My code which I tried can only find time similarities as objects, which is not the required task.
threshold = 0.8
from difflib import SequenceMatcher
def similar(a, b):
return SequenceMatcher(None, a, b).ratio()
result_1 = pd.DataFrame(columns = ["Timeline", "Start"])
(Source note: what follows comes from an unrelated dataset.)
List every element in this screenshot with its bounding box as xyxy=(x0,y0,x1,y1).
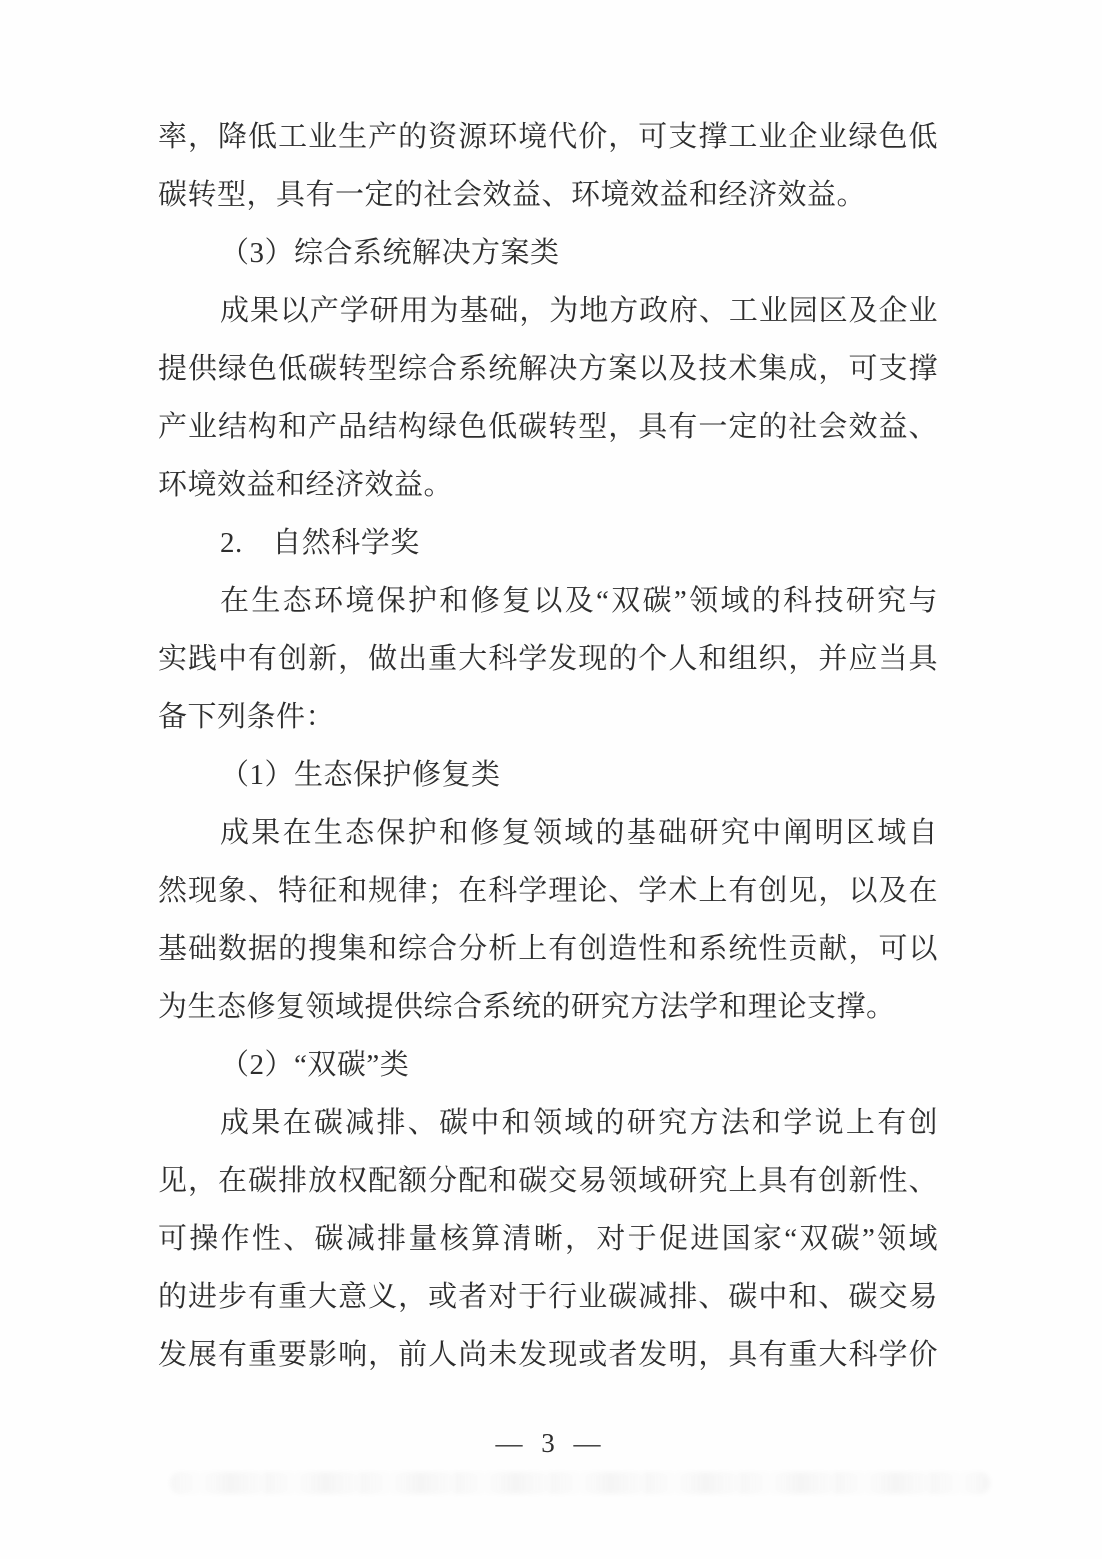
text-line: 成果在生态保护和修复领域的基础研究中阐明区域自 xyxy=(158,804,938,862)
text-block: 率，降低工业生产的资源环境代价，可支撑工业企业绿色低 碳转型，具有一定的社会效益… xyxy=(158,108,938,1384)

for i, r1 in df1.iterrows():
for j, r2 in df2.iterrows():
if similar(r1["Timeline"], r2["Start"]) > threshold:
result_1.loc[len(result_1.index)] = [r1["Timeline"], r2["Start"]]
print(result_1)
CodePudding user response:
Your question is not very clear. If you simply want to replace all values in Timeline
with the value in Start
as soon as the difference is less than a threshold, then here is the code:
import pandas as pd
# Our DataFrame
df = pd.DataFrame(
index=list(range(13)),
columns=["Timeline", "Start"]
)
# Raw data (HH:MM:ss)
df["Start"] = [
"00:57:43",
"00:57:57",
"00:57:58",
"00:58:02",
"00:58:07",
"00:58:17",
"00:58:20",
"00:58:26",
"01:01:18",
"01:01:19",
"01:01:24",
"01:01:34",
"01:01:48"
]
# Put the rest of the data into the DataFrame
df.loc[[0, 3, 4, 7, 11], "Timeline"] = [
"00:10:46",
"00:10:54",
"00:11:06",
"00:11:27",
"00:12:16"
]
# Converting to timestamps
for col in df.columns:
df[col] = pd.to_datetime(df[col])
# Difference
df["absdiff"] = pd.DataFrame.abs(
(df["Timeline"] - df["Start"]).astype("timedelta64[s]"))
# Threshold in seconds
threshold_in_seconds = 2828
# Replace
idx = df[df["absdiff"] < threshold_in_seconds]["Timeline"].index
df.loc[idx, "Timeline"] = df.loc[idx, "Start"]
which turns
Timeline Start absdiff
0 2021-12-19 00:10:46 2021-12-19 00:57:43 2817.0
1 NaT 2021-12-19 00:57:57 NaN
2 NaT 2021-12-19 00:57:58 NaN
3 2021-12-19 00:10:54 2021-12-19 00:58:02 2828.0
4 2021-12-19 00:11:06 2021-12-19 00:58:07 2821.0
5 NaT 2021-12-19 00:58:17 NaN
6 NaT 2021-12-19 00:58:20 NaN
7 2021-12-19 00:11:27 2021-12-19 00:58:26 2819.0
8 NaT 2021-12-19 01:01:18 NaN
9 NaT 2021-12-19 01:01:19 NaN
10 NaT 2021-12-19 01:01:24 NaN
11 2021-12-19 00:12:16 2021-12-19 01:01:34 2958.0
12 NaT 2021-12-19 01:01:48 NaN
into this
Timeline Start absdiff
0 2021-12-19 00:57:43 2021-12-19 00:57:43 2817.0
1 NaT 2021-12-19 00:57:57 NaN
2 NaT 2021-12-19 00:57:58 NaN
3 2021-12-19 00:10:54 2021-12-19 00:58:02 2828.0
4 2021-12-19 00:58:07 2021-12-19 00:58:07 2821.0
5 NaT 2021-12-19 00:58:17 NaN
6 NaT 2021-12-19 00:58:20 NaN
7 2021-12-19 00:58:26 2021-12-19 00:58:26 2819.0
8 NaT 2021-12-19 01:01:18 NaN
9 NaT 2021-12-19 01:01:19 NaN
10 NaT 2021-12-19 01:01:24 NaN
11 2021-12-19 00:12:16 2021-12-19 01:01:34 2958.0
12 NaT 2021-12-19 01:01:48 NaN
If you dont like the absdiff
column then just add
df.drop(labels=["absdiff"], axis="columns", inplace=True)
to your script.
CodePudding user response:
The Timeline column is the actual time, while the start column is just a predicted one. I want to move every value from the start column to be below the Timeline column if they have a difference in time of 30 seconds.